Fan Liu is currently a professor of Hohai University. He received his B.S. degree of networking and Ph.D. degree of technology for computer applications from Nanjing University of Science and Technology (NUST) in 2009 and 2015. From September 2008 to December 2008, he studied at Ajou University in South Korea. From February 2014 to May 2014, he worked at Microsoft Research Asia. His research interests include computer vision, pattern recognition, and machine learning. Dr. Liu also serves as a reviewer of IEEE TNNLS, IEEE TKDE, ACM TIST, Information Sciences, Neurocomputing, Pattern Analysis and Application.

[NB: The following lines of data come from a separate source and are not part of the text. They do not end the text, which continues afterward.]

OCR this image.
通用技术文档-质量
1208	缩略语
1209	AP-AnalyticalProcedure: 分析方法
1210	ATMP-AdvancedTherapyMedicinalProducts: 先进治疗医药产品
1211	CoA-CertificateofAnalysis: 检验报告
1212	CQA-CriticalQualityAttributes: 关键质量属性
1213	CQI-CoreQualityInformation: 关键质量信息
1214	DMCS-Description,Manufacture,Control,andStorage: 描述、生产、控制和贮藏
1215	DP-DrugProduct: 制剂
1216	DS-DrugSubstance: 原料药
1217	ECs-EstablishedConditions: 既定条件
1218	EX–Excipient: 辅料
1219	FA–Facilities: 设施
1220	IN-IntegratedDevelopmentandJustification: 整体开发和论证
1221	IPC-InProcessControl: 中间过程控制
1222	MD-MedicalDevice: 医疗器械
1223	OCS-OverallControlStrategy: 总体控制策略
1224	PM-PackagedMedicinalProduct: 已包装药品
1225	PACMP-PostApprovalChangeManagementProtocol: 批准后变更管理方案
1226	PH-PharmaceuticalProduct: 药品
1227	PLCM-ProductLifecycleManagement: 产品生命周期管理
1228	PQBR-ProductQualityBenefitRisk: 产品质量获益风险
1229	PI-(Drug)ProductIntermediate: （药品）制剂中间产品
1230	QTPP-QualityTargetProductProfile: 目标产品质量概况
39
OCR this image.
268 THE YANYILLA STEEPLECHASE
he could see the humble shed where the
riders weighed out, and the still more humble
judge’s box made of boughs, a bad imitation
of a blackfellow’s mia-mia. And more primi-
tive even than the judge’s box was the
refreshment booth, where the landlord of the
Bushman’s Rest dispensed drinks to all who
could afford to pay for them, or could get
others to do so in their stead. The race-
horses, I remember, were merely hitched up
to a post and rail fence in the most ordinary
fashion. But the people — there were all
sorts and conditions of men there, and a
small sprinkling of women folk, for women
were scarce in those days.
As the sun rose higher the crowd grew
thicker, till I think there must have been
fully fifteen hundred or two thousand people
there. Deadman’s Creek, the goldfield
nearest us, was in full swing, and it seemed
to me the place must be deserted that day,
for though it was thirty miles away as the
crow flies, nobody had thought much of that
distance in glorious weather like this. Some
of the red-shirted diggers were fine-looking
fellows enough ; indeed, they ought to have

Prof. Grienggrai Rajchakit
Maejo University, Thailand

Grienggrai Rajchakit was born in 1981. He received the B.S. (Mathematics), Thammasat University, Bangkok, Thailand, in 2003. He received the M.S. (Applied Mathematics), Chiangmai University, Chiangmai, Thailand, in 2005. He was awarded a Ph.D. (Applied Mathematics), King Mongkut’s University of Technology Thonburi, Bangkok, Thailand, in the field of mathematics with specialized area of stability and control of neural networks. Currently, he is working as a lecturer at Department of Mathematics, Faculty of Science, Maejo University, Chiang Mai, Thailand. He was the recipient of Thailand Frontier author Award by Thomson Reuters Web of Science in the year 2016 and TRF-OHEC-Scopus Researcher Awards by The Thailand Research Fund (TRF), Office of the Higher Education Commission (OHEC) and Scopus in the year 2016. His research interests are complex-valued NNs, complex dynamical networks, control theory, stability analysis, sampled-data control, multi-agent systems, T-S fuzzy theory, and cryptography, etc. Dr. Grienggrai Rajchakit serves as a reviewer for various SCI journals. He has authored and co-authored more than 149 research articles in various SCI journals.

Prof. Yaohua Wang
National University of Defense Technology, China

Yaohua Wang is a Professor and PhD advisor in the School of Computer Science of National University of Defense Technology. He was a Visiting Professor of ETHZ (2016-2017).His current research interests include computer architecture, compiler, and memory subsystem. He has published in prestigious conferences (such as ISCA(2018,2021), MICRO(2018, 2020), HPCA(2013), CVPR(2020), and DAC(2022)) and top-tier journals (such as IEEE TC(2018), IEEE TPDS(2021), and IEEE TCAD(2020)). His research received Best Paper Award at IEEE CAL 2012.

Dr. Van Thanh Huynh
Deakin University, Australia

Dr. Van Thanh Huynh is an early career researcher and lecturer at Deakin University. He received his PhD degree in robotics and control systems in 2019. Leveraging the nexus of applied mathematics and engineering, he is inspired to develop enabling technologies and engineering methodologies that assist in efficiently and effectively solving robotic, interdisciplinary, and science-driven problems. He has published in prestigious journals, including SIAM Journal on Control and Optimization, IEEE Transactions on Circuits and Systems, IEEE Systems Journal, etc. His research is recognised with Deakin University awards. He has successfully attracted competitive funding from both industry and not-for-profit organisations.